Olga Tokarczuk has earned her fair share of literary acclaim over the years, and this book didn’t fall short either, making it to the Man Booker International Prize shortlist in 2019.
An Unnecessary Woman by Rabih Alameddine
Pulitzer aside, what this book really deserves an award for is giving us the coolest protagonist: a blue-haired, septuagenarian shut-in obsessed with translating books. Much of the book takes place in Aaliya Sohbi’s inner world: memories of war, her adoration of Beirut, and her impotent ex-husband who divorces her out of shame. Amidst it all, the titular idea emerges—how a woman is deemed “unnecessary” because she’s divorced, childless and godless.
While Aaliya seems content in her ivory tower, Rabih Alameddine, in an interview with NPR, reflects: “…We can delude ourselves into thinking that we can live without human connection.
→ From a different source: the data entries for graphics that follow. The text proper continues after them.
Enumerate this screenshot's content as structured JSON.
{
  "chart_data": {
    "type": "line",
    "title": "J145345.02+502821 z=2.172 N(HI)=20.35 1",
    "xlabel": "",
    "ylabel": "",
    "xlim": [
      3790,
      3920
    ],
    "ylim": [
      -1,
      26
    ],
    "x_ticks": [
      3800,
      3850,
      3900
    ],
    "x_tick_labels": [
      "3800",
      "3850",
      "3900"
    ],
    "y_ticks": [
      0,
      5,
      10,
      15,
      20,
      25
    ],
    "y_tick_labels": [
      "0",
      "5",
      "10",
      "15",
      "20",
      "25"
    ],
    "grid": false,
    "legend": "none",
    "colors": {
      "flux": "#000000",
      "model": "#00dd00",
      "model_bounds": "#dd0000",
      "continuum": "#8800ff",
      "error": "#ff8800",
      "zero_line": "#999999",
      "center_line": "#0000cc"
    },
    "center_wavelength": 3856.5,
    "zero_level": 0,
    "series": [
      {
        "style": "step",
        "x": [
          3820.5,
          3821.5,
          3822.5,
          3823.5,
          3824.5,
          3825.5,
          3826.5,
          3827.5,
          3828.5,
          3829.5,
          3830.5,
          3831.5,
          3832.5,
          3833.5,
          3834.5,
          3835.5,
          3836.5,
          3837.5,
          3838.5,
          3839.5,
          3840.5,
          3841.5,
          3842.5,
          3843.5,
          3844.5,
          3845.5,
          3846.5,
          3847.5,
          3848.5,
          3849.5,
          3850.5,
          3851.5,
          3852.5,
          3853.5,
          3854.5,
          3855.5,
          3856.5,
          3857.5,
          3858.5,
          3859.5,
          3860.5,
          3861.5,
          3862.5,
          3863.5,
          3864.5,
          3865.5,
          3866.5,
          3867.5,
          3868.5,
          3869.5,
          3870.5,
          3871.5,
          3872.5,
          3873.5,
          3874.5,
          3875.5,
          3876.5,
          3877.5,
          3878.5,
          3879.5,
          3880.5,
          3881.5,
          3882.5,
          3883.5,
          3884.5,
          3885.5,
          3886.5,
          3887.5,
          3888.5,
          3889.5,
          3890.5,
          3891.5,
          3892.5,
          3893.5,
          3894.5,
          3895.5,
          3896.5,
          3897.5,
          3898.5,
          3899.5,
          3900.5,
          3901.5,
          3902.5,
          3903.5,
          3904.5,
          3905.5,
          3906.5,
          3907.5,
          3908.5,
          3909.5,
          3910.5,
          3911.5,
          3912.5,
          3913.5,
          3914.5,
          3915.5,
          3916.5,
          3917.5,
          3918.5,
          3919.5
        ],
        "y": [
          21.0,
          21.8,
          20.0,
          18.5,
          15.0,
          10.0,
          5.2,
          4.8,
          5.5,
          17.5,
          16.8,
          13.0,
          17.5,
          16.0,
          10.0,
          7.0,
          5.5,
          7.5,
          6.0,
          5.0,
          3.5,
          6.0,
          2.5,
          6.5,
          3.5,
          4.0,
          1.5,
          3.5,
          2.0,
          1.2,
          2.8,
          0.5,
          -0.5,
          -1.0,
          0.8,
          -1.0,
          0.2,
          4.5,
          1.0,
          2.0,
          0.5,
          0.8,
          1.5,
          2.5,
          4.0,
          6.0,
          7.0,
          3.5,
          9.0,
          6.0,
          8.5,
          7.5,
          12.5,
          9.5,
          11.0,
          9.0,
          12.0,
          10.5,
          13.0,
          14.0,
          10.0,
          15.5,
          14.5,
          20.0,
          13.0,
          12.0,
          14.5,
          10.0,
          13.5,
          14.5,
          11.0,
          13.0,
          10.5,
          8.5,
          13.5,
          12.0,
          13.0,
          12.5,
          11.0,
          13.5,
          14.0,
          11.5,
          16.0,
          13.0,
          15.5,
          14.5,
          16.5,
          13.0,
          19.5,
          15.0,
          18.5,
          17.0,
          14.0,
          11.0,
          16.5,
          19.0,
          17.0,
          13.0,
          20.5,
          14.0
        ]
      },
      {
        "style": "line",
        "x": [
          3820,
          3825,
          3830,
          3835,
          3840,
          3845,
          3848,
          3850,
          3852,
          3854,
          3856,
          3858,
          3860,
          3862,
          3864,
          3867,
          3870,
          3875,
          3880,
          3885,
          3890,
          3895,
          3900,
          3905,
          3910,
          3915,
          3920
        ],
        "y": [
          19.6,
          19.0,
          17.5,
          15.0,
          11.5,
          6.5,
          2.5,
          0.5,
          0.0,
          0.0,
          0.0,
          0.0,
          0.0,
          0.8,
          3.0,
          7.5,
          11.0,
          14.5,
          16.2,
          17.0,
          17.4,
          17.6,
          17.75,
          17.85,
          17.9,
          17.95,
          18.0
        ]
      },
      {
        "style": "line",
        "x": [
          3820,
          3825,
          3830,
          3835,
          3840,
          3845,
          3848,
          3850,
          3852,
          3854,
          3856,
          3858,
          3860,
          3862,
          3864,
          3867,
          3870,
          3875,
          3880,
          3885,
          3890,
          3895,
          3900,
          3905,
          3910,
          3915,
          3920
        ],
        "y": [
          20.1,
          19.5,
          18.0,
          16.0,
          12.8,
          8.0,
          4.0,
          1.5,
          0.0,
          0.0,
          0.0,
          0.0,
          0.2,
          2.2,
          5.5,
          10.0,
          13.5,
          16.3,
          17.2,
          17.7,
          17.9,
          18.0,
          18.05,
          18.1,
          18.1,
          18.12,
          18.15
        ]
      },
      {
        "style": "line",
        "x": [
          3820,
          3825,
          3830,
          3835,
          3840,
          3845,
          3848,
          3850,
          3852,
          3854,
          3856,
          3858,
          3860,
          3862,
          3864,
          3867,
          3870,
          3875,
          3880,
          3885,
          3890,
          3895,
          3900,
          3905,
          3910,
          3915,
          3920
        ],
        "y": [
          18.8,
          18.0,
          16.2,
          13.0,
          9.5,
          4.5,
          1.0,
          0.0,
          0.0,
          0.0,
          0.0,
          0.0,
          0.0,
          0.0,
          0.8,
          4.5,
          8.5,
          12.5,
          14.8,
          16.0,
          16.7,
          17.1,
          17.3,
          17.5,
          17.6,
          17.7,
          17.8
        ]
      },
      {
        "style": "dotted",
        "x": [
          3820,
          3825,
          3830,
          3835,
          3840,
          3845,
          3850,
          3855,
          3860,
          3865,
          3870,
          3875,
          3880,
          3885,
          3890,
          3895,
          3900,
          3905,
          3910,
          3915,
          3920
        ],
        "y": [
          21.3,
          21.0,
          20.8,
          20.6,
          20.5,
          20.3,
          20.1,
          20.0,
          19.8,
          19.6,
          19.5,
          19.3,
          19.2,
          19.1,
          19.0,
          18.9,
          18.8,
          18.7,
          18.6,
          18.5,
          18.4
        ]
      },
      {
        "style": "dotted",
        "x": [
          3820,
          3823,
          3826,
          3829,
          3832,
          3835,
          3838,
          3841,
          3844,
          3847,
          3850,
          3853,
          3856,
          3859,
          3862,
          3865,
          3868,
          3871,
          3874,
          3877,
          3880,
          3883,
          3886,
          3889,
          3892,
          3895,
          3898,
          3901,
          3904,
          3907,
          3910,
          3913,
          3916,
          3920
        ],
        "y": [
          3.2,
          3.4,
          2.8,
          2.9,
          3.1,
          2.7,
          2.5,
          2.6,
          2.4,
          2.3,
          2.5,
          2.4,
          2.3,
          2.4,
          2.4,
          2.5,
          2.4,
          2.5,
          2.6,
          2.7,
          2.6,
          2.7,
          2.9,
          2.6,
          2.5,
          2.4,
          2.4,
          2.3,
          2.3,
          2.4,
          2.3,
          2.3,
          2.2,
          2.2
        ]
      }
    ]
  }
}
And so, there’s this whole push/pull in the book for me… which is, how do we balance an inner life with an outer life and how important is each?”
The Solitude of Prime Numbers by Paolo Giordano
Based on the premise that a prime number can only be divided by itself or by one, we’re introduced to two misfits, or “primes”: Alice and Mattia, both shouldering the burden of childhood tragedies. Unsurprisingly, the two seek solace in each other, but, much like prime numbers, they can’t fully elide the distance between them, despite being magnetically drawn to each other.
If you wrote thinly-veiled autofiction on Wattpad in 2015 (no shame there), this story about loneliness and trauma will speak to the angsty teenager still trapped inside of you.